Il était une fois, un enfant arménien qui s'appelait Charles. Charles Aznavour. Un jour il dut fuir. La situation de son pays et les conditions de vie où baignait sa famille devenaient de plus en plus inextricables, chaque jour elles se compliquaient. Charles partit, l'espoir dans l'œil, mais le cœur en vrac. En France, il grandit, commença même à vieillir. Mais il faisait vibrer les foules et il les fait vibrer jusqu'au dernier moment. Il chantait, ne vous déplaise, jusqu'à ce qu'il eût le larynx brisé. Il était bohème, il était rêveur et ambitieux, il était à l'aise et il était saudade. Gaël Faye était né au Burundi, le pays le moins « riche » du monde. Il avait deux parents, il avait une famille, un environnement, il vivait à sa place dans un écosystème que rien ne semblait pouvoir ébranler. Rien, sauf la guerre, visiblement. Les hommes politiques européens et africains décidèrent de renverser l'échiquier et de le redéfinir à leur façon, à coup de hache et de bombes. Au milieu d'une géhenne terrestre et bien réelle, il n'y avait qu'une solution. S'en aller. Ils n'avaient pas le choix. Gaël n'était même pas majeur. Il arriva dans un pays plus constant, mais tout aussi cruel, par certains angles. Le temps passa et un premier album de musique parut sans que personne ne le remarquât. Quinze morceaux remplis de tristesse, de colère et de nostalgie, où le mal du pays résonne à chaque instant. Comme il le dit dans le deuxième titre, Je Pars : « Ma musique s'exprime comme une sodade. » Non loin dans l'espace mais bien avant dans le temps, vivait un petit enfant de cinq ans qui perdait son père. C'est la tuberculose, cette si fidèle compagne, qui le consumait à petit feu depuis plusieurs mois, le forçant finalement à délaisser son fils, Fernando Pessoa, aux bras de son épouse. Peu de temps plus tard, alors que la famille ne s'était pas encore remise de son malheur, ce fut au tour de Jorge, le petit frère de Fernando, de perdre la vie. Avec sa mère, Fernando, pétri d'amertume et de solitude, s'en alla habiter en Afrique du Sud, une contrée où il étudia pendant cinq ans avant de s'« exiler à soi-même » à Lisbonne, oubliant par la même une partie de son existence dans l'autre continent. Un morceau de sa jeunesse qu'il tenta éternellement de ressaisir, vainement. Toute sa vie, il essaya de de compenser sa jeunesse qu'il avait perdue en écrivant pour L'Aigle, le journal nostalgique, ou en se repliant sur l'inévitable sentiment de saudade.

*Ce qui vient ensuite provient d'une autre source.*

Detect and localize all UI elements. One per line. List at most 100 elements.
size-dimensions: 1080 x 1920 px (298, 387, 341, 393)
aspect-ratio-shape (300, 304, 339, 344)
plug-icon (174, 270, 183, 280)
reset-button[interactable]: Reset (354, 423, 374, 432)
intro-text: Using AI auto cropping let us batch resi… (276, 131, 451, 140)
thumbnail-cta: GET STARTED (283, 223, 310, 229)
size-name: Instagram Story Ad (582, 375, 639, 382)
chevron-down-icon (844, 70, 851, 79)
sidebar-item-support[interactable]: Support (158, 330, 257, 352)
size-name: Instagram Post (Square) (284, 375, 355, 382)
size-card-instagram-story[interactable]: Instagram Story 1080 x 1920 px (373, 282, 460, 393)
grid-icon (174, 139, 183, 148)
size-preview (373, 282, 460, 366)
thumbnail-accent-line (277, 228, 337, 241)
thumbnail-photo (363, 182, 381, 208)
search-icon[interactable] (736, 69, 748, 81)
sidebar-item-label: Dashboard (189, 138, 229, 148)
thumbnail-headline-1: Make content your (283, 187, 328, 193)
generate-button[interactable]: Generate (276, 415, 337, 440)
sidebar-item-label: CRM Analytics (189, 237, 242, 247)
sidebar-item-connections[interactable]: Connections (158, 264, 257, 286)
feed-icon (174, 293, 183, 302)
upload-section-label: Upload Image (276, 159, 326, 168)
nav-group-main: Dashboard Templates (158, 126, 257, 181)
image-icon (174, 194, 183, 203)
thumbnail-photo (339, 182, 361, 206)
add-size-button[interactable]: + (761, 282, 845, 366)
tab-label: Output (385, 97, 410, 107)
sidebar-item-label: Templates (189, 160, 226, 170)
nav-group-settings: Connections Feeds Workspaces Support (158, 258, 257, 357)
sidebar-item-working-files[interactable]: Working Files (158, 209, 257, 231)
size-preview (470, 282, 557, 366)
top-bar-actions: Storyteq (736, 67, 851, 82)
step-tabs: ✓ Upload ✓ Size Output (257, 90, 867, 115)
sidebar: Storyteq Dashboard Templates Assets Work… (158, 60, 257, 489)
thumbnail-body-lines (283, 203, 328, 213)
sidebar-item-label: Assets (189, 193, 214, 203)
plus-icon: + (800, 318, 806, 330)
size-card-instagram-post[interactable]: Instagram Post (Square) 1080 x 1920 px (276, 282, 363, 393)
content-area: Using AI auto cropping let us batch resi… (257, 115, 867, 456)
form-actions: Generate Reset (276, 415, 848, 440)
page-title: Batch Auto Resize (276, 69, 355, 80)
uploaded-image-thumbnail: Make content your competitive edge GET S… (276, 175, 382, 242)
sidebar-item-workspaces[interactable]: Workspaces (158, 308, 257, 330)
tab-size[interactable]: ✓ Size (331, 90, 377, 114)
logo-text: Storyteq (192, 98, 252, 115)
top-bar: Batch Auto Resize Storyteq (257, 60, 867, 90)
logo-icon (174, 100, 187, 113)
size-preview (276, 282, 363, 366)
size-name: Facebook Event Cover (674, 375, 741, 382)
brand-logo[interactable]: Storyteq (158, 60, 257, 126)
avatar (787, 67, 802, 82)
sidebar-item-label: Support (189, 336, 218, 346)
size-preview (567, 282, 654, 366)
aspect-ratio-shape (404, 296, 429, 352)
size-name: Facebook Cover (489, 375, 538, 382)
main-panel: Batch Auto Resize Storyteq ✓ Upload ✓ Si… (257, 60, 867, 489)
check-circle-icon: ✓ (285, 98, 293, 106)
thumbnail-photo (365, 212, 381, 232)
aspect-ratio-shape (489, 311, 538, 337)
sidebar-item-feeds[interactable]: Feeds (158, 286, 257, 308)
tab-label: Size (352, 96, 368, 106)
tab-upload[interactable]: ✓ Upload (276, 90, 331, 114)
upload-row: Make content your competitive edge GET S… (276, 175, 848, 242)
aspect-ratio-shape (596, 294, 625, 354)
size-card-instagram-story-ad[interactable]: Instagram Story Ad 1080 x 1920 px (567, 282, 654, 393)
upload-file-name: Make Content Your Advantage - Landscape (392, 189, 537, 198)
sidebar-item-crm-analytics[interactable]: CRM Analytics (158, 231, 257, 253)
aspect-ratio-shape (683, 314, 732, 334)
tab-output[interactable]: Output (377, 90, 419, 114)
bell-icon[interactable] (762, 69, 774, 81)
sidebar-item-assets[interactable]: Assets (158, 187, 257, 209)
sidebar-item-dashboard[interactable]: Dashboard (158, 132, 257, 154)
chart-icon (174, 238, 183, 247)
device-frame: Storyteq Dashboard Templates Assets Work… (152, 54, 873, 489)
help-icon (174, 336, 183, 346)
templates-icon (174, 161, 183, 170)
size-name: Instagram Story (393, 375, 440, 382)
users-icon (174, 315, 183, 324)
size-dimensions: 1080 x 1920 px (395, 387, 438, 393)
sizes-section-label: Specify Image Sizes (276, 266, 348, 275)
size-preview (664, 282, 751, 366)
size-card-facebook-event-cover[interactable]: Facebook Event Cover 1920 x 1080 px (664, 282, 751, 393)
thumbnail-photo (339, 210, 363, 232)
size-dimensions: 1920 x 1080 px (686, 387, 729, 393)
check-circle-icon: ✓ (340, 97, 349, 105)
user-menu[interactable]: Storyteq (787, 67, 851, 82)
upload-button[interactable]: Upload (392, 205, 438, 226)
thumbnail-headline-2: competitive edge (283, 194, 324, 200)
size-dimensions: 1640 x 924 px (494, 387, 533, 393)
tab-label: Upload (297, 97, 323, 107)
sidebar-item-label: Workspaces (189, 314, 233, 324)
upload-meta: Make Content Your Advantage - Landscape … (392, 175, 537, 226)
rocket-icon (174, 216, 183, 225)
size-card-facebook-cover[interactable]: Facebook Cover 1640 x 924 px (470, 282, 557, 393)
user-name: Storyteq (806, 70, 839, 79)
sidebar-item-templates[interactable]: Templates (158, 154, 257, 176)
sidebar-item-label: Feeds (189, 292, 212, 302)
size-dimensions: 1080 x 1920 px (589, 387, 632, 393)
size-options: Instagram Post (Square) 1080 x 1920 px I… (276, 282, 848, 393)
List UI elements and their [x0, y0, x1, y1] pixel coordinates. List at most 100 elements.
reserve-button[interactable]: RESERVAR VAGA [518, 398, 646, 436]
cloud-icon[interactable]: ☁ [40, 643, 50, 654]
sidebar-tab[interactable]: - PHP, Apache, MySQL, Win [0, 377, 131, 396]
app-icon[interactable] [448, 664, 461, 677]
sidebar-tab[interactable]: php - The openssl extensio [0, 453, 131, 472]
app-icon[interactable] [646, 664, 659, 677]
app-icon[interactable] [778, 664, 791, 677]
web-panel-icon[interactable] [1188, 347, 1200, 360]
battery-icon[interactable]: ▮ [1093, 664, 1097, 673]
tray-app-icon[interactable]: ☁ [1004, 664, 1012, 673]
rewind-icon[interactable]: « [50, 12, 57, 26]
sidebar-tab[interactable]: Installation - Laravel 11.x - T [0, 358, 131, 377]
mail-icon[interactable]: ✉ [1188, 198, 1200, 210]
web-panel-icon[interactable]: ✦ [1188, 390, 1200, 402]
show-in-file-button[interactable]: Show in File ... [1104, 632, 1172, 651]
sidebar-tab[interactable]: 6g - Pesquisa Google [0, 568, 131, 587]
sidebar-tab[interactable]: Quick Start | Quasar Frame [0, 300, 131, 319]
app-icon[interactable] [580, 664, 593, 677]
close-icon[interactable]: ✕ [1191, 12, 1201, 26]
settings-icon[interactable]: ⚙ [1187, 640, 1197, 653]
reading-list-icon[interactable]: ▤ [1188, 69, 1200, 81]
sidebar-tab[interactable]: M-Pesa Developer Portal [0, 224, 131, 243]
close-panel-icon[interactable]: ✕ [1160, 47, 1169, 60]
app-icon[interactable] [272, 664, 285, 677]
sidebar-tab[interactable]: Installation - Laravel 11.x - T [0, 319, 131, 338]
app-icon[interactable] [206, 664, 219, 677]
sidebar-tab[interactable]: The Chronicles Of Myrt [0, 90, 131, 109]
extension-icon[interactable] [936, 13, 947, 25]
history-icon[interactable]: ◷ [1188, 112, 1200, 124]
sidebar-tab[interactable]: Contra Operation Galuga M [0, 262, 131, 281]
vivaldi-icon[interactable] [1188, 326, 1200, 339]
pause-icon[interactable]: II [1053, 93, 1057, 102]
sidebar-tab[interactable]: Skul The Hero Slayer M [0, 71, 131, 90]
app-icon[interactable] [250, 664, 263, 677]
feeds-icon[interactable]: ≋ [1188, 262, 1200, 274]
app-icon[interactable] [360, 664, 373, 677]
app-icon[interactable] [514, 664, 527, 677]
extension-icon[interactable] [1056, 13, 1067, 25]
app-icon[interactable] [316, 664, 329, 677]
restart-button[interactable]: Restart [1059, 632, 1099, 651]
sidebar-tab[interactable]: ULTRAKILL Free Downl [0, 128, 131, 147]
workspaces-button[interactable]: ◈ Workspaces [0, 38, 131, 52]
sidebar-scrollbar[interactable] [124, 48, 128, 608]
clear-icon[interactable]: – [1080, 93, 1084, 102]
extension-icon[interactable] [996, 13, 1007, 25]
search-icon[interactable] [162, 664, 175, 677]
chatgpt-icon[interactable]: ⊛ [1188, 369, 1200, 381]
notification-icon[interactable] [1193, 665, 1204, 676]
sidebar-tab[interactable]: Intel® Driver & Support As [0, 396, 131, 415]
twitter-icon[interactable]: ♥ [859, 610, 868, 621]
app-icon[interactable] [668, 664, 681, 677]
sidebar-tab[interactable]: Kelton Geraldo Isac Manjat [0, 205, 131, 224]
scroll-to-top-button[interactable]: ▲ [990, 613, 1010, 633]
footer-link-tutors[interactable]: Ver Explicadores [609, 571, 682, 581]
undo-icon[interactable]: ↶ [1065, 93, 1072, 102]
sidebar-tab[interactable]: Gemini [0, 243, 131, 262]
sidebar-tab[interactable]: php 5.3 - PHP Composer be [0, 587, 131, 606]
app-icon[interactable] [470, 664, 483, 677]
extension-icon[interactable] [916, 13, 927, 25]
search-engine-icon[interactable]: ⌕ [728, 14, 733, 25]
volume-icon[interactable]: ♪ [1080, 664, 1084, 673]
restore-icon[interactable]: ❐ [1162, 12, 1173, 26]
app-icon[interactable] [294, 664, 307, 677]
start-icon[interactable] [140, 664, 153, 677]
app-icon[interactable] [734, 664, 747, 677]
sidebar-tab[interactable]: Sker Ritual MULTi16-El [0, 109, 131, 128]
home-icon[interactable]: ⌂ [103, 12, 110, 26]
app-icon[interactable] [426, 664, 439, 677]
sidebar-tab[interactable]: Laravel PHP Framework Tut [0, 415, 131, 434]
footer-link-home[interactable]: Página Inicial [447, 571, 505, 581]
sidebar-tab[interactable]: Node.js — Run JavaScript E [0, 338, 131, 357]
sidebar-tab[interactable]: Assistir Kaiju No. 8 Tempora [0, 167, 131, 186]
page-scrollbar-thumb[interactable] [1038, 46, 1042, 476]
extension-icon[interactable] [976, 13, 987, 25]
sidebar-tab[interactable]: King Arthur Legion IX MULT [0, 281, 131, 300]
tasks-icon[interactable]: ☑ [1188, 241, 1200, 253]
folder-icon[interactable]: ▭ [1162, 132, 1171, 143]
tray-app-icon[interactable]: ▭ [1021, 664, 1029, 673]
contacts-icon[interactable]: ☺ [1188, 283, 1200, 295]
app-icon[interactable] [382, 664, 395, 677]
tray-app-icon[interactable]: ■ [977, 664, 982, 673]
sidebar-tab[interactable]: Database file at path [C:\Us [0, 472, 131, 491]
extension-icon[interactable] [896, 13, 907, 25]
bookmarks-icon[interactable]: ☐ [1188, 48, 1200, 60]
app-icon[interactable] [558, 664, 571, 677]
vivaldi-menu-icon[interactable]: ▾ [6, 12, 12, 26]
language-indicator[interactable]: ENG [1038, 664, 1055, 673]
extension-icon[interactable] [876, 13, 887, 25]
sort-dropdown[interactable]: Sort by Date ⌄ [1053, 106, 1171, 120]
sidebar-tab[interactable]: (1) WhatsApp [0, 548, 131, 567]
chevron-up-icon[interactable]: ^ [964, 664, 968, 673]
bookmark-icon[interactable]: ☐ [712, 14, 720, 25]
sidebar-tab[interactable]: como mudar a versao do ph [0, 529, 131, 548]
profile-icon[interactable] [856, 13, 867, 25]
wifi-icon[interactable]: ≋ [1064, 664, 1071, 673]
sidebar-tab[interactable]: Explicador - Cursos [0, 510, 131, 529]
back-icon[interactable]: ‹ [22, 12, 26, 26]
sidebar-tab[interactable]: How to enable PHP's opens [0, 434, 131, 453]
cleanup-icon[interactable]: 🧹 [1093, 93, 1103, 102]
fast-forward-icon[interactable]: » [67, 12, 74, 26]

La saudade ou sodade, qu'il faudrait normalement graver en italique (mais je ne le fais pas car je le considère comme un mot français comme les autres), est un sentiment dont le nom nous vient tout droit de la lusophonie. Du latin « solitas », qui nous a offert solitude et solitaire, il faut prononcer ce terme à la portugaise, c'est-à-dire « saoudhádji », même si certains préfèrent la variante « sodade », plus correcte étymologiquement et dont la transcription phonétique API est plus légère. Ce mot est assez peu connu en France, bien que des artistes audacieux et poétiques (Gaël Faye, Charles Aznavour ou Pierre Barouh) l'utilisent pour assaisonner leurs œuvres avec ce que Pessoa nommait « la poésie du fado », ou une « épine amère et douce », selon Amália Rodrigues. Le célèbre Jim Harrison, écrivait de sa plume frémissante sur ce sentiment les mots que voici : « une personne, un lieu ou un sentiment de la vie irrémédiablement perdu ; une ombre intime qui vous accompagne partout et qui, même si vous l'oubliez le plus souvent, peut à tout moment vous déchirer le cœur, une sentimentalité obstinée, une violente colère à l'idée que vous n'êtes pas là où vous aimeriez être, une mélancolie irrationnelle et enfantine, née de la conviction que vous vous êtes vous-même induit en erreur et dupé en épousant un mode de vie auquel vous n'avez jamais réussi à adhérer complètement. » La saudade est un subtil mélange entre la nostalgie d'un endroit où nous fûmes trop peu de temps, la mélancolie de ne plus y être complètement, l'impression de n'être plus que le reflet passé de celui que nous sommes au présent et l'espoir de retrouver un jour la partie manquante qui comblera le complexe puzzle de l'existence.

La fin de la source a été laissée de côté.